What is an XML Database?

An eXtensible Markup Language (XML) database is a software system that permits data storage in XML format. XML is a meta-markup language used to manage data which employs user customizable tags to organize information. The flexibility of the language, which allows the creation of custom data structures and organizational systems, has led to its widespread use to exchange data in multiple forms. XML databases are often used in applications such as informational portals, document exchanges, and product catalogs.

It is generally considered more efficient in terms of data conversion costs to use an XML database due to the widespread use of this language in data transportation. There are two major categories of these databases: XML-enabled databases and Native XML databases (NXD). Each type of XML database is used to store different types of data.

An XML-enabled database funnels data into a traditional relational database in an XML format. The data is translated for storage, and returned to its initial format upon output. This type of database is used to store data-centric documents which include highly structured information, such as patient records, and only use XML for data transfer.

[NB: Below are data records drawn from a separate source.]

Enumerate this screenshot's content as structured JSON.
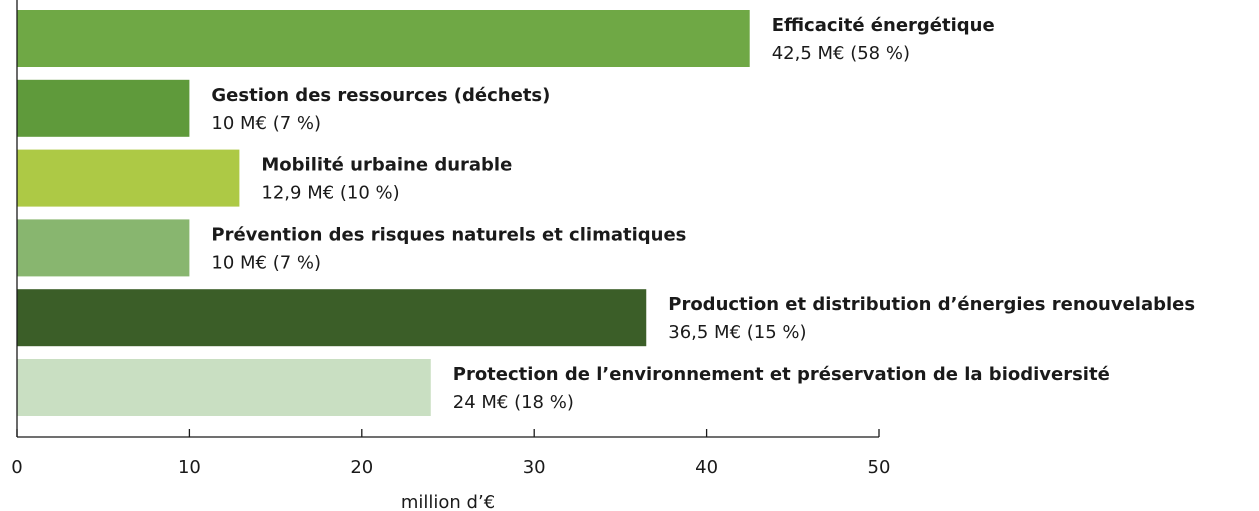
{
  "chart_data": {
    "type": "bar",
    "orientation": "horizontal",
    "categories": [
      "Efficacité énergétique",
      "Gestion des ressources (déchets)",
      "Mobilité urbaine durable",
      "Prévention des risques naturels et climatiques",
      "Production et distribution d’énergies renouvelables",
      "Protection de l’environnement et préservation de la biodiversité"
    ],
    "values": [
      42.5,
      10,
      12.9,
      10,
      36.5,
      24
    ],
    "value_labels": [
      "42,5 M€ (58 %)",
      "10 M€ (7 %)",
      "12,9 M€ (10 %)",
      "10 M€ (7 %)",
      "36,5 M€ (15 %)",
      "24 M€ (18 %)"
    ],
    "colors": [
      "#6fa845",
      "#5f9a3b",
      "#adc945",
      "#88b66f",
      "#3b5e28",
      "#c9dfc2"
    ],
    "xlabel": "million d’€",
    "xlim": [
      0,
      50
    ],
    "xticks": [
      0,
      10,
      20,
      30,
      40,
      50
    ]
  }
}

Native XML databases store XML documents as a whole, instead of separating out the data within them, and are designed to store semi-structured information, such as marketing brochures or health data. XML documents that contain semi-structured data are referred to as document-centric. A native XML database does not conform to a certain physical storage model, being able to use relational, hierarchical, or object-oriented structures as well as custom storage formats. It manages documents by grouping them into logical collections, and can set up and manage multiple collections simultaneously. This type of database permits the user to store any type of XML document, regardless of structure, within the same collection. Queries can be constructed across the whole collection, generally making data organization and manipulation more flexible.

An XML database uses a special programming language designed specifically to extract and manipulate XML documents, known as XQuery. The purpose of XQuery is to allow the construction of flexible queries that can extract and manipulate information from XML documents, as well as other sources that can be translated into XML. Some applications in which XQuery can be used include searching text documents on the Web for relevant data and compiling the results, extracting data from databases to be used in application integration, and generating reports on the data contained in an XML database.

XML databases are often employed by organizations that must manage complex and varied content, allowing them to process and reuse the data efficiently for various business objectives. The flexibility of XML documents and databases enables organizations to store and manipulate data across diverse software platforms and environments. Documents can be created and managed so that the same information may be used in different projects, such as manuals or product catalogs, as well as providing multiple output formats to conform to varied end-user requirements.